The Guardian (here) had a story about a Michelin chef with three stars who asked to be removed from the guide, and it got me to thinking about recognition and standards that come with it.
The report focused on the fact that surprise Michelin inspections could happen at any time, two or three times a year. And yes, that would be nerve-wracking – if you were a chef who cared about awards and recognition. If, on the other hand, you only cared about the food leaving your kitchen, it seems to me that the inspections, with their inherent judgements about “Is this good enough? Is this as good as it was?” would lose a lot of their power.
But who can be such a compartmentalized person? I’m sure they exist, and they may or may not be happy. Most of us, though, like a little outside confirmation that we are doing a good thing.
On top of that, art is often made better when an artist gets good feedback. Also, trying to push boundaries so that consumers of art are still amazed or at least entertained can be a good thing. Those consumers might be regular people who come to a restaurant or visit an exhibition or buy a book, but they also include critics. Critics who can be consumed by their own visions of what “art” should be, or critics who have a broad overview of the entire field and can make helpful comparisons.
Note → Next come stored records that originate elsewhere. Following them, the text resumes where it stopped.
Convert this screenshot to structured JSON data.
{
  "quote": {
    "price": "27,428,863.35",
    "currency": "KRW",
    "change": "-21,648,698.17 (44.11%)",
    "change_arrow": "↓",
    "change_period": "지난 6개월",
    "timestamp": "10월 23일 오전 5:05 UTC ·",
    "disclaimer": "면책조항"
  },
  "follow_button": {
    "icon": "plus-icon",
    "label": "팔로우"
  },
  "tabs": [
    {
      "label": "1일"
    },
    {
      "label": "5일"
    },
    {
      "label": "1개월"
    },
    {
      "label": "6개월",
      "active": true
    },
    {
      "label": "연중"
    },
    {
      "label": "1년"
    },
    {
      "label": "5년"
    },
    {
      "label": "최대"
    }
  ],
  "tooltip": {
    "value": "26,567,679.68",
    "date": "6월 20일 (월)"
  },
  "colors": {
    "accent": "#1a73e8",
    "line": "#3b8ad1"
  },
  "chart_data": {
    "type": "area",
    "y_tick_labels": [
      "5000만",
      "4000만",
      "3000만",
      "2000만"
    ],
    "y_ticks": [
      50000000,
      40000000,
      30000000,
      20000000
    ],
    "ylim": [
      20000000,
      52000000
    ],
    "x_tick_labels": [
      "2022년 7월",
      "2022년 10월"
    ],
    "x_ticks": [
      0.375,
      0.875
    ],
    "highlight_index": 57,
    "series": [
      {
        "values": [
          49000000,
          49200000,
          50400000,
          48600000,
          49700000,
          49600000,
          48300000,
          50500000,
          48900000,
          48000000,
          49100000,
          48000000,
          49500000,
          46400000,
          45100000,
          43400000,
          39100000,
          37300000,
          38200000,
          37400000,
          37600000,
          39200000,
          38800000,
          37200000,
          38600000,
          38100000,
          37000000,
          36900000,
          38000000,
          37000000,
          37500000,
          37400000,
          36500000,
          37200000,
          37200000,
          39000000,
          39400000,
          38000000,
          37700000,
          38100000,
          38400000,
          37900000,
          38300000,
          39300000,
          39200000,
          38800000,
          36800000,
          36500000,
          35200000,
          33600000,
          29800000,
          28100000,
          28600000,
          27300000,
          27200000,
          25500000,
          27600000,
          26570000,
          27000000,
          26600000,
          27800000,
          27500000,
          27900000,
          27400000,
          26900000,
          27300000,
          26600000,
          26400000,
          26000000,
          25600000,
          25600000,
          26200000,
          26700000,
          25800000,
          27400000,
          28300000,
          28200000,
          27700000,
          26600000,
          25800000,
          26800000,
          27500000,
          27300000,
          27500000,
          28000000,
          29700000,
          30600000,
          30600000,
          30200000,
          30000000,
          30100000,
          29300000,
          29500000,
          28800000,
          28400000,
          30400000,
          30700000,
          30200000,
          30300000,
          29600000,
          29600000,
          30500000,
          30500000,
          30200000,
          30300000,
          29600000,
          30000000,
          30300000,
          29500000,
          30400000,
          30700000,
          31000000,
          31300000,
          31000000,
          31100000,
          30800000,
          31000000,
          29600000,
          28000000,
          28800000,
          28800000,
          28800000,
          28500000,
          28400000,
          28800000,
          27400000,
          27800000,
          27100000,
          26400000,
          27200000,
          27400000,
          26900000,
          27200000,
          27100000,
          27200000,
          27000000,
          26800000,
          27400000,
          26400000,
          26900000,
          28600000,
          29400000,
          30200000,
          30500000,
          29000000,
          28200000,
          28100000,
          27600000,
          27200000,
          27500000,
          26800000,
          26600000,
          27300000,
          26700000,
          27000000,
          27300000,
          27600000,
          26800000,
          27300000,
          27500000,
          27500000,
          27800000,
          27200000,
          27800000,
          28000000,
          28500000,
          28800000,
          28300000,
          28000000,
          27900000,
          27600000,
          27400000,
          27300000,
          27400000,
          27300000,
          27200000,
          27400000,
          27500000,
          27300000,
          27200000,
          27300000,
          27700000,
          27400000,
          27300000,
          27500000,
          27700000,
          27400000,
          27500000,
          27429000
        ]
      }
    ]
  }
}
Michelin stars or gold stars of any kind come with baggage, and it’s part of being an artist (or even a good consumer) to use those gold stars with care. There are some questions we must be asking ourselves about the star-givers. Why are they qualified to give stars? Do stars expand one’s fan base? Do stars attract a super-critical sort of fan who can poison our feelings about the art? Do the stars inspire us, or do they make us worry about our future output?
The balance is delicate – it’s like walking on a curb. The safe sidewalk is right over there, and the whizzing cars are on the other side. Walking the edge makes for a more interesting walk, I think. But it’s not for everyone. There are those who like to dodge traffic, and others who are perfectly happy on the sidewalk.
The big thing is to walk the walk, if you are a creative person. Just walk it in the place you feel most energetic and happy.